I would have no respect for someone who chose not to parent their child. So no, I would never date someone in that position.

Endofyear · 25/03/2026 22:11

It's very much up to you at the end of the day and no-one can tell you what you should do.

I can only speak for myself and I would definitely not want to be involved with a man who didn't see his child. I'm afraid I would lose all respect for him. Whether he 'feels able' to be a father or not, the reality is that he is a father - just an absent one. That little girl is going to have to grow up with and come to terms with his rejection. For me, this would be a dealbreaker.

Brainstorm23 · 25/03/2026 22:12

He's not ready to be a dad? He already is one just an incredibly shit one.

SherbertLemons · 25/03/2026 22:12

This is abhorrent to me. I understand he didn’t want to be a dad upon finding out his ex was pregnant, but his daughter is here now, and he is choosing to be absent from her life. Sorry OP his actions speak to his character and if it had been me he had said that to I wouldn’t want to date him anymore. In fact I wouldn’t even want to know him

HappyHedgehog247 · 25/03/2026 22:17

If he really didn't want a child he needed to take responsibility for contraception or avoiding the possibility of pregnancy. Of course he doesn't get to dictate because it's not his body. This child will have to come to terms with a dad who couldn't be bothered to have any role whatsoever. It's so unattractive!

SpryCat · 25/03/2026 22:18

If he still isn’t ready to meet his child again then he certainly isn’t ready to date a mum with two children.if it ever started to get serious he would run for the hills because he can’t commit

Morepositivemum · 25/03/2026 22:19

He’s 27 now and still doesn’t quite feel he’s ready to step up- if you see this going anywhere surely this leaves your kids at a huge disadvantage? Even if you don’t want him to be a father, can he show any amount of the maturity required to help them
in daily life?

JohnTheRevelator · 25/03/2026 22:20

You lost me at the point where you said he explained that he thought it was unfair that if she had wanted an abortion but not him she would have been able to have one anyway,but in reverse he got no say. I mean,WTAF? Not much respect for women's bodily autonomy,has he?

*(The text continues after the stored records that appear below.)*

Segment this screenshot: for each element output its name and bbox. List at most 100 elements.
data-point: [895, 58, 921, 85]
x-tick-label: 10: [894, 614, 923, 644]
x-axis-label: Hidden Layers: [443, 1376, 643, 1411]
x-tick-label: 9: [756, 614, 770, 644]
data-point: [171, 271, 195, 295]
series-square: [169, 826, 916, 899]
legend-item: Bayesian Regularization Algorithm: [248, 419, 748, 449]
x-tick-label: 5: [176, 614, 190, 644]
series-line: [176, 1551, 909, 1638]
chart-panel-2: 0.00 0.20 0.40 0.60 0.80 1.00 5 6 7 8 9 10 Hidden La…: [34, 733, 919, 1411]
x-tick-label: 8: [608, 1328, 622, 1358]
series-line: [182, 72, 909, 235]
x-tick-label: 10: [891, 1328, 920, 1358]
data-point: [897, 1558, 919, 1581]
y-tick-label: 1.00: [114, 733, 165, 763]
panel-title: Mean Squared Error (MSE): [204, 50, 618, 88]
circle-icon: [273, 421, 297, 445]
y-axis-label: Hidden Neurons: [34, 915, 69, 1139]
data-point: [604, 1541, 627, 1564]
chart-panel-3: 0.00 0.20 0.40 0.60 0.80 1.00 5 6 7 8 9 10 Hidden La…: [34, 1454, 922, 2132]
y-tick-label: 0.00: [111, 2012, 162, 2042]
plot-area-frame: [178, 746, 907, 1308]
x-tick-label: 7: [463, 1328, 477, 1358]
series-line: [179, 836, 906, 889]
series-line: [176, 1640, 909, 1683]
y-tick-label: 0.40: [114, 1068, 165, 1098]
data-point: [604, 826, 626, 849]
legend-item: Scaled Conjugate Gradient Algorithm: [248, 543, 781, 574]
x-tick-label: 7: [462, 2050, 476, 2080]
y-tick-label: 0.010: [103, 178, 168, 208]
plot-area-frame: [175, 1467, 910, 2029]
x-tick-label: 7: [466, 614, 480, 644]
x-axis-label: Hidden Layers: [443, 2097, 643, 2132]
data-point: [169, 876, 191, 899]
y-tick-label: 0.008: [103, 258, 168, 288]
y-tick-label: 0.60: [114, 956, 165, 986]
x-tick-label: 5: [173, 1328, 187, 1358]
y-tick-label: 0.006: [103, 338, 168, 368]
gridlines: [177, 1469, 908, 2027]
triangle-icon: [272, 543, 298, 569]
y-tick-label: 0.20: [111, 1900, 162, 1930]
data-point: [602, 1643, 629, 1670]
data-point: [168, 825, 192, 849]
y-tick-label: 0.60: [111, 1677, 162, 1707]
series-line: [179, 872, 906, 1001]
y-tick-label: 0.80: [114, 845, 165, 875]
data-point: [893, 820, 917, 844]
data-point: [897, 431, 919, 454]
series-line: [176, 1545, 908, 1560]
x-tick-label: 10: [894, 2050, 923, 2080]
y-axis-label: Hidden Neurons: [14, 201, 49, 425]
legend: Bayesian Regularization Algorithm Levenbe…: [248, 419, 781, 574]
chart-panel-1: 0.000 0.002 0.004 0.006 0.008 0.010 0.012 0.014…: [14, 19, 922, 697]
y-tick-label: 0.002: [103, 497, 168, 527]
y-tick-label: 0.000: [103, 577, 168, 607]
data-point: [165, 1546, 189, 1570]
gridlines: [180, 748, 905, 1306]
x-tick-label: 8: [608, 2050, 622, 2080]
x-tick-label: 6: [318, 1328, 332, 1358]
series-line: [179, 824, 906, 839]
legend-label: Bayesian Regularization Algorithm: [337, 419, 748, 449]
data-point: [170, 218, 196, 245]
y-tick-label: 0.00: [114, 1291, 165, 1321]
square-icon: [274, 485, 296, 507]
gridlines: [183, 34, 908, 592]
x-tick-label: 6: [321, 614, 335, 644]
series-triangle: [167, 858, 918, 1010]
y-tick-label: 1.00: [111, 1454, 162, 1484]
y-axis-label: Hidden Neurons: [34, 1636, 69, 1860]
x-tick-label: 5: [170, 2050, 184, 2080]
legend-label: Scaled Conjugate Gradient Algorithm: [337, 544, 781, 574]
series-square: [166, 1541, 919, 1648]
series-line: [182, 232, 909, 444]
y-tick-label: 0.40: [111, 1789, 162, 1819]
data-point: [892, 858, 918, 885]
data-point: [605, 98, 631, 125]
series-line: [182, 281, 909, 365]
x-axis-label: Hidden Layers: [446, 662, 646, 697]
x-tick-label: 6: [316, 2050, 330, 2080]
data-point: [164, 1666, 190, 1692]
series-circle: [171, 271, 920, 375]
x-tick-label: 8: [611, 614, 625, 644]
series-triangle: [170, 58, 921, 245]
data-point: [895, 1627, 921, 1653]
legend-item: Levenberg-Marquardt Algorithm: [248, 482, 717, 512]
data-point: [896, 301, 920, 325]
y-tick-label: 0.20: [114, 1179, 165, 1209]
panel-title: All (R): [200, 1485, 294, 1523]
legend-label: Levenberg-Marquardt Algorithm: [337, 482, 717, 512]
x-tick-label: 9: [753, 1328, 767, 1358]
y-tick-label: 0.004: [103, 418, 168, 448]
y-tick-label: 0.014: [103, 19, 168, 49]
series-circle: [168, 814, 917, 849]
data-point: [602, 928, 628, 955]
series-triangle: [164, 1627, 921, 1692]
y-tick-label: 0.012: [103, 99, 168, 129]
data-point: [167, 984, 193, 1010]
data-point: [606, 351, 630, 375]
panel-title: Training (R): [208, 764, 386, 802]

mindutopia · 25/03/2026 22:22

My mum did. Only found out years later that the reason he didn’t see any of his children (and now grandchildren) is because he was convicted of sexually abusing one of them. He has abused other children since. She stayed with him though because apparently he is a ‘good man’ (also very wealthy). All her children and grandchildren are NC with her now. Don’t bring losers into your kids’ lives.

BonfireNight1993 · 25/03/2026 22:22

If he brought this up with you organically, rather than because you found out, I'd be inclined to give him the benefit of the doubt. I wouldn't have wanted to be a parent at 23 and would have opted out. I think it's a massively sad situation but I don't think he's inherently a bad person because of it.